The fifth studio
Francois Roche has been tutoring at
Columbia University since 2006 recently presented its last projects. One of them drove an interesting conversation between the jury and its authors,
Brian Buckner & Loukia Tsafoulia. For this year's studio, Francois Roche was assisted by
Ezio Blasetti and
Dave PigramFor the second year, this studio was experimenting processes of life and death of an architecture; in this regard,
Sadic Apiaries is a system composed by two robots and thousand of bees. The first robot is used as a mobile matrix for the bees to build the hives architecture, while the second robot exercises a sadistic role on the bees via smoke throw in order to orient the construction.
With time, the wax loose of its consistency (and color) and eventually disintegrates, thus triggering the death of this architecture.
As I wrote earlier, an interesting discussion occurred during the final presentation involving a Darwinist vision of the project that was involving a mutation of the bees making them more resistant to the machine and therefore able to "revolt" against this sadistic apparatus. This revolt drives us to the second vision that was expressed, a Marxist vision of capitalism in which a transcendental will was organizing an energy production into a material product leading to a use of this product by the same transcendental entity.
The following text is Brian and Loukia's interpretation of their project:
Can we orient production of the nature to produce architecture?
Can we use the animal organization to generate the (un)natural artifice?
Can we employ sadistic instruments to torture the animal to construct a domesticity of wax?
Can we use the paradox that the immateriality of smoke creates space?
Through an employment of sadistic instruments within an artificial hive apparatus, a multiplicity of bee colonies constructs a domesticity of wax over a period of time.
The protocol for construction is the utilization of a natural agent animal — the honey bee — its expended energy, and its consequential construct.
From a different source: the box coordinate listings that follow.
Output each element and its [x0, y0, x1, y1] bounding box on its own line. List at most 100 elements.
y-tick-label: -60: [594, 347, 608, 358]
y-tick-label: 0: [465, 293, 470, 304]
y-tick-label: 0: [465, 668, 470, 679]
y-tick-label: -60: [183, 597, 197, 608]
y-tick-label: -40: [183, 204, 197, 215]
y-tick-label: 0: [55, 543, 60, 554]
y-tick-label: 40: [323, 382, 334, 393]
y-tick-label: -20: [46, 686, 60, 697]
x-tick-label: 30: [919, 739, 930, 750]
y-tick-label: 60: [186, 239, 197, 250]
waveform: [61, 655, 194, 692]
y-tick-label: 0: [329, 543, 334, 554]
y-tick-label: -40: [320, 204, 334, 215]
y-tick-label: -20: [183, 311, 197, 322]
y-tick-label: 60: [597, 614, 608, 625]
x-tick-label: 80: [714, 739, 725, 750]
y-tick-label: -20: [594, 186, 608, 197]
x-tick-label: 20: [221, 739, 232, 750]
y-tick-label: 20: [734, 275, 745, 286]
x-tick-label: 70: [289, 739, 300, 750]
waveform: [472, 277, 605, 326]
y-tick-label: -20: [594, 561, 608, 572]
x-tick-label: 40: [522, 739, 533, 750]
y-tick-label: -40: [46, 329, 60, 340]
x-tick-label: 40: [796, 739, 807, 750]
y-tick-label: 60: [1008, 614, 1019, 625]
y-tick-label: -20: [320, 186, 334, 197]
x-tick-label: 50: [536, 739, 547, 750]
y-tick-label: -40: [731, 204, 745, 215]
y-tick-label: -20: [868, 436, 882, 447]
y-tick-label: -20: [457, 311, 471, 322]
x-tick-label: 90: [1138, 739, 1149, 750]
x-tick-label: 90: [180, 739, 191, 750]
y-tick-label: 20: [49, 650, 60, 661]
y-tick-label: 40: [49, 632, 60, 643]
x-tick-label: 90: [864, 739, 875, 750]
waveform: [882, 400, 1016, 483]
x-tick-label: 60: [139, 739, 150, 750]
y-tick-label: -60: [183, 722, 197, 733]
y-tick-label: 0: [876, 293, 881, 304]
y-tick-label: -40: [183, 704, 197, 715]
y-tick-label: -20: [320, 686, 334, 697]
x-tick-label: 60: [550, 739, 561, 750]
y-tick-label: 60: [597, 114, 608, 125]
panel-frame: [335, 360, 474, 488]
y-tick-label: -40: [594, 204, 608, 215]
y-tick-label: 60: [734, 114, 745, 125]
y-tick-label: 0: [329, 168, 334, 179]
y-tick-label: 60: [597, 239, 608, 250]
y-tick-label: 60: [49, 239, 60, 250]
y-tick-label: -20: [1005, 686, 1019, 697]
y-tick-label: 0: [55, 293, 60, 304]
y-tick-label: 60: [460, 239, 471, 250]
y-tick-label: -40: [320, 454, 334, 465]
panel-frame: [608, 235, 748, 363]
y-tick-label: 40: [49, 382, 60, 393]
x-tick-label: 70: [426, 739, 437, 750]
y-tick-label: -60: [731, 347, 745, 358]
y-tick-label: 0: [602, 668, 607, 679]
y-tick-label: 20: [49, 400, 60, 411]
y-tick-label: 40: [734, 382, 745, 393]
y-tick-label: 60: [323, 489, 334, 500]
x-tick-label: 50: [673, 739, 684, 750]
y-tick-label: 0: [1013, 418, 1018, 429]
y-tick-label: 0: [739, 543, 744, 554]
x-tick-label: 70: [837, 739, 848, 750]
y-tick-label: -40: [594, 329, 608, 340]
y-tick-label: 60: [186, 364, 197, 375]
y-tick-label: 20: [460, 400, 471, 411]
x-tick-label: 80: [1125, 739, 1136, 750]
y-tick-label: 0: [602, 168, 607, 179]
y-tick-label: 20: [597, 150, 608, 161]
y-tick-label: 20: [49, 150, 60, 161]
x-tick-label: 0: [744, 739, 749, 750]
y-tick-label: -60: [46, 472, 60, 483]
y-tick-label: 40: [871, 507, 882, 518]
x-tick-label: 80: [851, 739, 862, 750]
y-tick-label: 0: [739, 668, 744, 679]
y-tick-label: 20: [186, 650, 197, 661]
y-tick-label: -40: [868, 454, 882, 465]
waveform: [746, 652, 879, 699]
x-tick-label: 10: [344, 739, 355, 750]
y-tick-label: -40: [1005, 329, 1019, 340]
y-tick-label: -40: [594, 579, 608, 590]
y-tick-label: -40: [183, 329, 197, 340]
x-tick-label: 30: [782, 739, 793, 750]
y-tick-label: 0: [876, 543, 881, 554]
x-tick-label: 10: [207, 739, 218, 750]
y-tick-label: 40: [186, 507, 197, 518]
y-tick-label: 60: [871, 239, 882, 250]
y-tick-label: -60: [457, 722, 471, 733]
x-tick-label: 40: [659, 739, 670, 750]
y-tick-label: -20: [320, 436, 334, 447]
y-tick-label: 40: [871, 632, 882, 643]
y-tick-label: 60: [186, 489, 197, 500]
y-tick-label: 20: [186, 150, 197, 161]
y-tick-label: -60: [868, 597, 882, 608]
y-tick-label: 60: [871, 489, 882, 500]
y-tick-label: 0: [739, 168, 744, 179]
The bee is the assembler and its derivatives are the spatial artifact.
The process begins in the containment device — a cavernous, mobile, artificial housing — that reveals its interior construct of layered wax honeycomb with time. The containment device actively engages and amends the agents’ behaviors by negotiating the solid void relationship inherent in the agents’ constructive nature. Over time the exposure to external biotope defines a battle between the natural conditions and the semi - artificial structure.
The machine creates a symbiotic relationship with the bee; it enters into a machinic assemblage with it. It therefore extends beyond any earlier distinction between the mechanical and the organic and includes both domains. It is composed of organic and inorganic parts which act together to constitute its life and to produce its power and speed.
A sequence of internal sadistic devices intent upon aggravating and torturing the bees further calculates the consequence of the agents’ energy. The instruments employ smoke to ensure a continuous void space for habitation through the hive construction and create surface deformation of the structure.
There is an interaction between the human body and the structure, the living space, fresh as flesh, supple and formable. In this sense the human body shapes the adaptable wax structure. The space is formed according to the humans’ postures and needs. At the same time the structure either compels the human body to crawl, to contract, or permits it to be released, to stand, defining different spatial qualities.
The hypothesis is focused on controlling the energy of the bee so as to produce architecture full of natural odor, taste, sounds, and touch that moves, wet and slippery in some areas, sticky and hairy in others; a structure that will at last be cannibalized by its natural context justifying the internal process of Birth and Thanatos.